The other cadaver’s cavernous mouth puckered like a giant asshole, as her face produced a practiced wince to evince predictable disdain.

“I’ve heard about these sorts of things,” she said. “The power company funds the project at x cost for x years, and I’m not going to say they intentionally sabotage the project x number of ways, but I mean, my god, what more do those people want?”

“Oh I see,” the peroxide cadaver nodded. “Then when the project’s over, the company points to the results that they paid for, so they can finally go back to making the real profit again.” This observation she punctuated with narrowed eyes and a smirking sip.

Now the guy with custard hair joined in. Turning toward Beau he said, “And how much do you make?” Beau thought the clipped tone with which he asked this made him sound like a total priss, his mouth stretched tight in the practiced smirk, custard head jiggling atop a concentrated posture.

“I don’t know,” said Beau. “They pretty much just pay me in crappy hair dye.”

Under the table, Liliana put a hand on Beau’s leg. “Would you crack my claws, please? I can’t seem to do this.”

Omar raised his glass. “A toast: To cracking open the infinite and pouring forth its abundance!”

This, thought Beau, was something of an odd toast to make. It did, however, provide some sort of placating effect on the others at the table. Handing Liliana her plate back with the crab claws cracked, he grabbed his glass and said he had a toast of his own to make. “Live fast, die young, and leave a good-lookin’ corpse.”

The cadavers shook their heads with half-lidded eyes and worked their faces into sneers.

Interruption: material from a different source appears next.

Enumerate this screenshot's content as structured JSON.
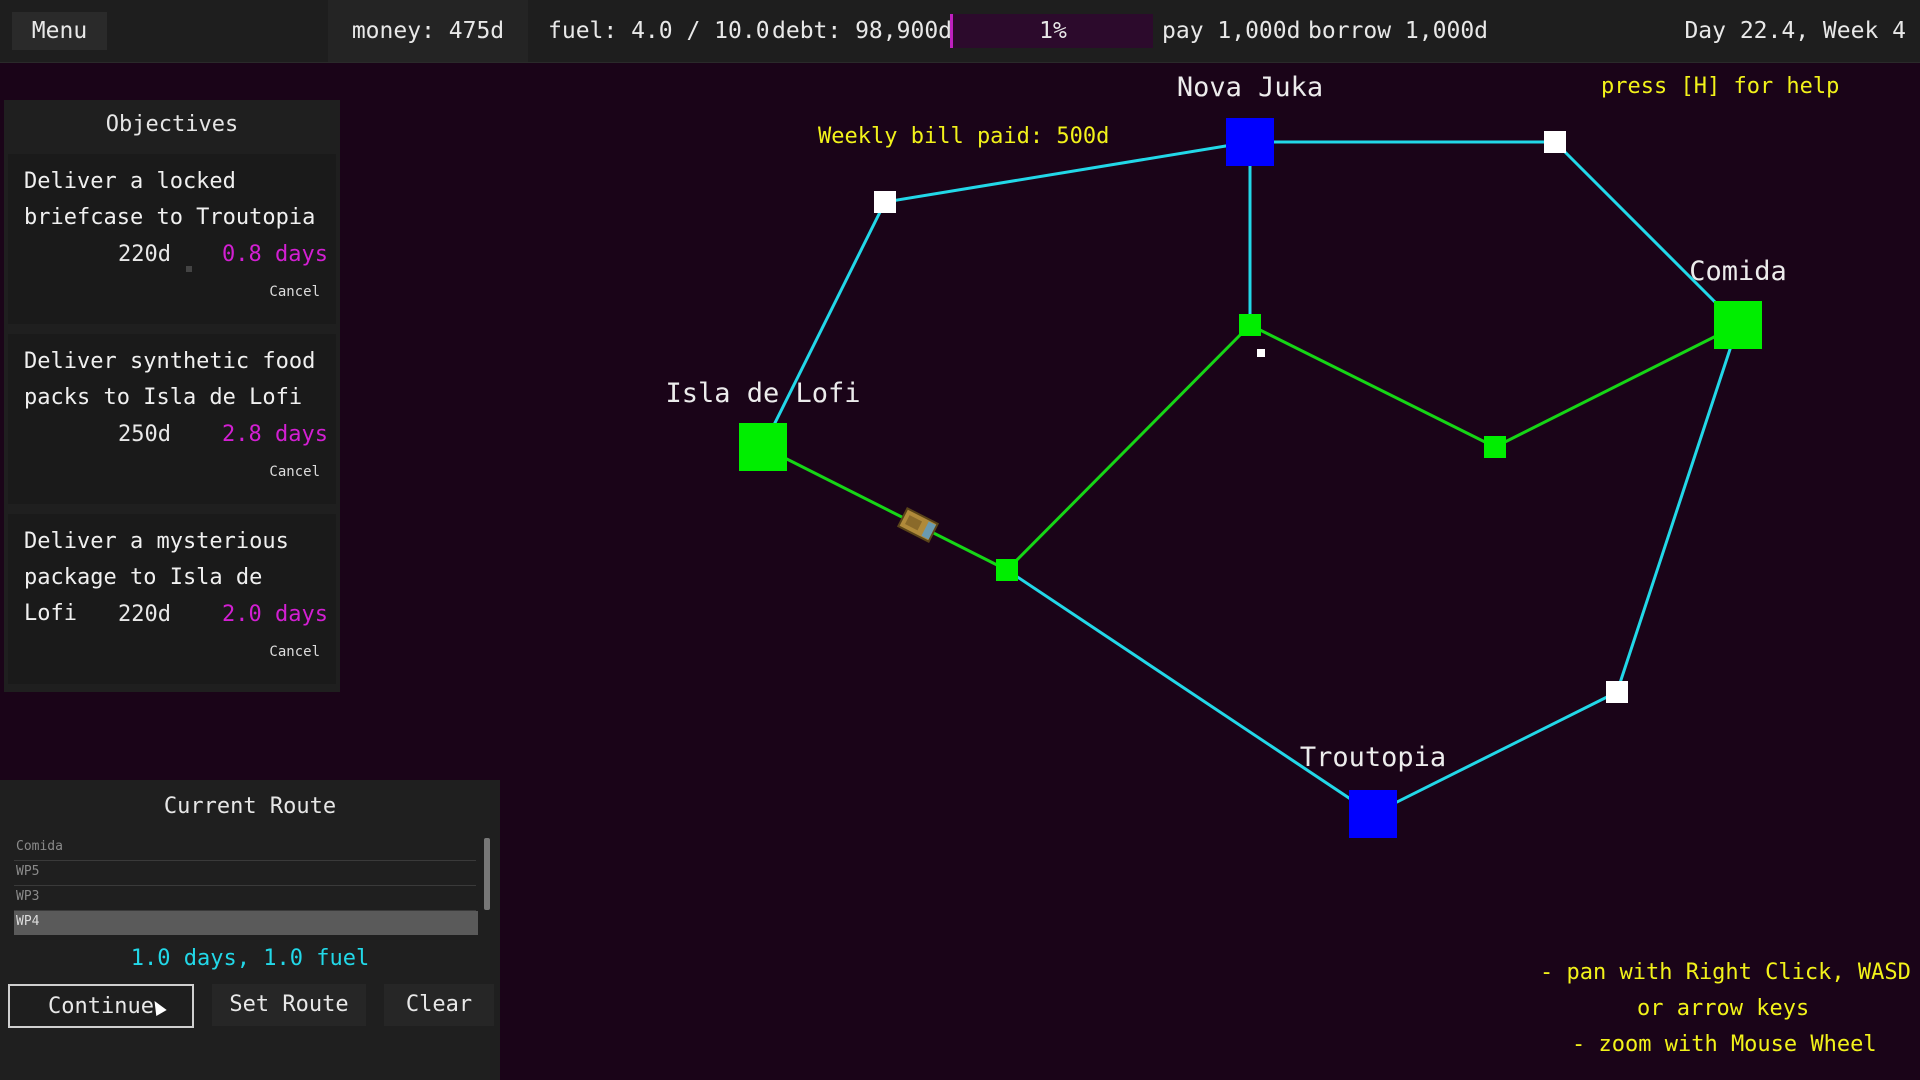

“I think I’ve heard that somewhere before,” said Omar, nodding with thought as he seemed to search through his mind. “James Dean, right?”

“If you say so. I heard it somewhere.”

“Oh my god!” The guy with the custard hair looked like his dearest enemy had just publicly fallen down and accidentally vomited all over himself. “Where did you hear that one, from all the little fishies you feed?”

At this rebuke from one of their own, the cadavers expressed unmitigated joy on cue, swaying in their chairs like plastic palm trees in a hurricane, caked-on makeup cracking.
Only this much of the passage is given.